Landlords have been leaving the London rental market since the Renters’ Rights Act was first announced and contributing to a tightening in available supply.
Analysis from Investec Bank plc shows that in Q1 2025, almost half of homes listed for sale in London had previously been rental properties, up from just under a third a year earlier.
The data suggests many of these properties are not returning to the rental sector, with only around one in ten homes purchased in mid-2025 subsequently re-let.
This trend points to a reduction in underlying rental stock, even as listing activity remains elevated.
MORE CHURN
Rental listings in London reached more than 113,000 in Q1 2026, up on both 2024 and 2025 levels, indicating increased churn as properties cycle through the market.

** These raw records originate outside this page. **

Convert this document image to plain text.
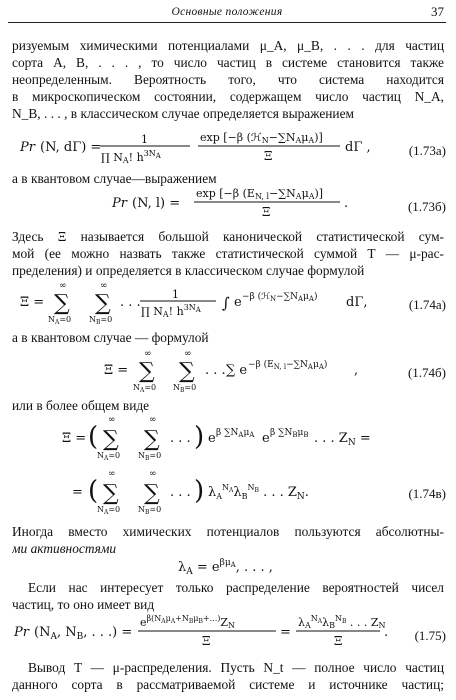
Основные положения	37
ризуемым химическими потенциалами μ_A, μ_B, . . . для частиц
сорта A, B, . . . , то число частиц в системе становится также
неопределенным. Вероятность того, что система находится
в микроскопическом состоянии, содержащем число частиц N_A,
N_B, . . . , в классическом случае определяется выражением
Pr (N, dΓ) =
1
∏ NA! $h^{3N}A$
exp [−β (ℋN−∑NAμA)]
Ξ
dΓ ,	(1.73а)
а в квантовом случае—выражением
Pr (N, l) =
exp [−β (EN, l−∑NAμA)]
Ξ
.	(1.73б)
Здесь Ξ называется большой канонической статистической сум-
мой (ее можно назвать также статистической суммой T — μ-рас-
пределения) и определяется в классическом случае формулой
Ξ =
∞
∑
$N_A=0$
∞
∑
$N_B=0$
. . .
1
∏ NA! $h^{3N}A$ ∫ e −β $(ℋ_N-\sum N_A\mu_A)$ dΓ,	(1.74а)
а в квантовом случае — формулой
Ξ =
∞
∑
$N_A=0$
∞
∑
$N_B=0$
. . . ∑ e −β $(E_{N, l}-\sum N_A\mu_A)$ ,	(1.74б)
или в более общем виде
Ξ = (
∞
∑
$N_A=0$
∞
∑
$N_B=0$
. . . ) e β $\sum N_A\mu_A$ e β $\sum N_B\mu_B$ . . . $Z_N$ =
= (
∞
∑
$N_A=0$
∞
∑
$N_B=0$
. . . ) $\lambda_A^NA\lambda_B^NB$ . . . $Z_N$.	(1.74в)
Иногда вместо химических потенциалов пользуются абсолютны-
ми активностями
$\lambda_A = e^{\beta\mu}A$, . . . ,
Если нас интересует только распределение вероятностей чисел
частиц, то оно имеет вид
Pr ($N_A$, $N_B$, . . .) =
$e^{\beta(N}A\mu A+NB\mu B+...)ZN$
Ξ
=
$\lambda A^NA\lambda B^NB$ . . . ZN
Ξ
. (1.75)
Вывод T — μ-распределения. Пусть N_t — полное число частиц
данного сорта в рассматриваемой системе и источнике частиц;
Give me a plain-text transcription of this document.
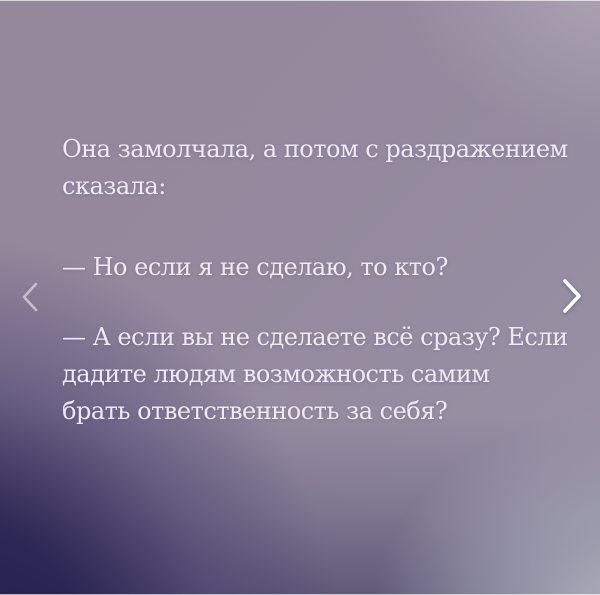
Она замолчала, а потом с раздражением
сказала:

— Но если я не сделаю, то кто?

— А если вы не сделаете всё сразу? Если
дадите людям возможность самим
брать ответственность за себя?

Despite tightening supply, rents have remained broadly stable, with median monthly rents holding close to £2,200 over the past two years.
The findings suggest affordability constraints may be limiting further rental growth, even as demand continues to outstrip supply.
The shift in landlord behaviour follows the introduction of the Renters’ Rights Act 2025, which has increased regulatory requirements and reduced flexibility for property owners.
The report indicates that smaller or part-time landlords are more likely to exit, while larger, well-capitalised investors are expanding portfolios to take advantage of reduced competition.
STOCK LEVELS FALLING
Mandeep Dhillon (main picture, inset), Private Banker at Investec Bank, says: “Stock levels are falling as many properties sold are not returning to the rental market, which should support demand for landlords who remain invested.
“We are seeing well-capitalised landlords acquire additional units as some part-time landlords exit, with larger portfolios helping to manage income risk and regulatory demands.”